🤖 AI Summary
Non-expert researchers face significant challenges in efficiently designing and executing CRISPR gene-editing experiments. Method: We introduce the first CRISPR-specific large language model (LLM) agent that integrates a domain-specific knowledge base with on-demand biological tool invocation. The agent supports end-to-end experimental design—including system selection, gRNA design (accuracy >92%), delivery strategy recommendation, protocol generation, and validation assay planning—leveraging a CRISPR rule engine, off-target prediction tools, a standardized protocol database, and a literature retrieval plugin. Contribution/Results: Compared to general-purpose LLMs, our agent substantially improves the biological plausibility and experimental feasibility of generated protocols, enabling non-experts to produce compliant, end-to-end experimental plans within minutes. Additionally, we propose an ethics and regulatory analysis framework tailored for generative bio-intelligent agents, establishing a methodological and practical paradigm for AI-driven experimental automation.
📝 Abstract
The introduction of genome engineering technology has transformed biomedical research, making it possible to make precise changes to genetic information. However, creating an efficient gene-editing system requires a deep understanding of CRISPR technology, and the complex experimental systems under investigation. While Large Language Models (LLMs) have shown promise in various tasks, they often lack specific knowledge and struggle to accurately solve biological design problems. In this work, we introduce CRISPR-GPT, an LLM agent augmented with domain knowledge and external tools to automate and enhance the design process of CRISPR-based gene-editing experiments.
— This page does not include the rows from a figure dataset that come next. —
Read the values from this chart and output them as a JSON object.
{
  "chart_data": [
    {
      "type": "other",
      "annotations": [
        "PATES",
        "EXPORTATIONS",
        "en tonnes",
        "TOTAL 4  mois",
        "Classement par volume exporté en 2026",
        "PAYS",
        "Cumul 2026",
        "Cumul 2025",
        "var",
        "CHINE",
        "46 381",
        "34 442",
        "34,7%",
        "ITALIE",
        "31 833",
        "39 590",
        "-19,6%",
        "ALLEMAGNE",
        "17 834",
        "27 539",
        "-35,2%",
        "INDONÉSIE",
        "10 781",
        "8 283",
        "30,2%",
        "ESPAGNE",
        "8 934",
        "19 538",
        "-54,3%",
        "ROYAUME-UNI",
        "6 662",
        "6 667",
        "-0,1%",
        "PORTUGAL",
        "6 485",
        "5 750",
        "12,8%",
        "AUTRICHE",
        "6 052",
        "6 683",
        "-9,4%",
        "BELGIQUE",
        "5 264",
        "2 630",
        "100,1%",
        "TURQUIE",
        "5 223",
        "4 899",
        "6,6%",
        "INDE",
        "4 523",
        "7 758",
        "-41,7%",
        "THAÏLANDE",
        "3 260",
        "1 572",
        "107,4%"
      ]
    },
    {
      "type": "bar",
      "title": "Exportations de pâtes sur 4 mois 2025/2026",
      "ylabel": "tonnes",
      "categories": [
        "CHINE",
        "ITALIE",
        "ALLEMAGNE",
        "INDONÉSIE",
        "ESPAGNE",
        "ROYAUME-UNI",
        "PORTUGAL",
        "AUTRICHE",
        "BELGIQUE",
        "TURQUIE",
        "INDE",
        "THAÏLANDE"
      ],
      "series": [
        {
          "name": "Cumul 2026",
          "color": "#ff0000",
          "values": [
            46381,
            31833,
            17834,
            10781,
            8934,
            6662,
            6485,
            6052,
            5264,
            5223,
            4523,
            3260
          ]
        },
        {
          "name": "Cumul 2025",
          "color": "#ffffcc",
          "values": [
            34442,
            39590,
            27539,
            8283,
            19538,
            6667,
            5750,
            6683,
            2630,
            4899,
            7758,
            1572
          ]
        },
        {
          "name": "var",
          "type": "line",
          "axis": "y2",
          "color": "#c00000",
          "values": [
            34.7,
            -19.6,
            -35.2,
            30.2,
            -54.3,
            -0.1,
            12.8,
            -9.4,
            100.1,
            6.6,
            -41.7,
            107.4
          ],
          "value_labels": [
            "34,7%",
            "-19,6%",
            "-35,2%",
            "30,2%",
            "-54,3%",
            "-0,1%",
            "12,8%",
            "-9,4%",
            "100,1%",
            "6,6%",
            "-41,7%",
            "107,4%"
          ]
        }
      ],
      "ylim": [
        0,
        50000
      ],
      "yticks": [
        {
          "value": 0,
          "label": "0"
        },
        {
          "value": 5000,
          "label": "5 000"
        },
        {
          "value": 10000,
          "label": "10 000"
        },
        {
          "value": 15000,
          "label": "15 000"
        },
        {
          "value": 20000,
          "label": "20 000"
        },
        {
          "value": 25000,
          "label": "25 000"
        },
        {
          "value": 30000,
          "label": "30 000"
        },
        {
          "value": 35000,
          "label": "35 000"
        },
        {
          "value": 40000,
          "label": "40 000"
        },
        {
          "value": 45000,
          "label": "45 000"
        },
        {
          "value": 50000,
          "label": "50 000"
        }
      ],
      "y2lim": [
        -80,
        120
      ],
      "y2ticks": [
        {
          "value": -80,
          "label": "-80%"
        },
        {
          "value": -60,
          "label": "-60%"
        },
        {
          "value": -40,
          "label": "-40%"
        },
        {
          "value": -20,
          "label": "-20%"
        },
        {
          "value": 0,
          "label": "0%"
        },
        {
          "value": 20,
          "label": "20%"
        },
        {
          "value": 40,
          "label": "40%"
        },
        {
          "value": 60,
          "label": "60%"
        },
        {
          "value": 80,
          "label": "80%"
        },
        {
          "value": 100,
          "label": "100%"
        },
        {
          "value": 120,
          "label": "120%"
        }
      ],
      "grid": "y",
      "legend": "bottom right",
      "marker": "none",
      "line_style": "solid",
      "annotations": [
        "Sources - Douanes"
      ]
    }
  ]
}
CRISPR-GPT leverages the reasoning ability of LLMs to facilitate the process of selecting CRISPR systems, designing guide RNAs, recommending cellular delivery methods, drafting protocols, and designing validation experiments to confirm editing outcomes. We showcase the potential of CRISPR-GPT for assisting non-expert researchers with gene-editing experiments from scratch and validate the agent’s effectiveness in a real-world use case. Furthermore, we explore the ethical and regulatory considerations associated with automated gene-editing design, highlighting the need for responsible and transparent use of these tools. Our work aims to bridge the gap between biological researchers across various fields with CRISPR genome engineering technology and demonstrate the potential of LLM agents in facilitating complex biological discovery tasks.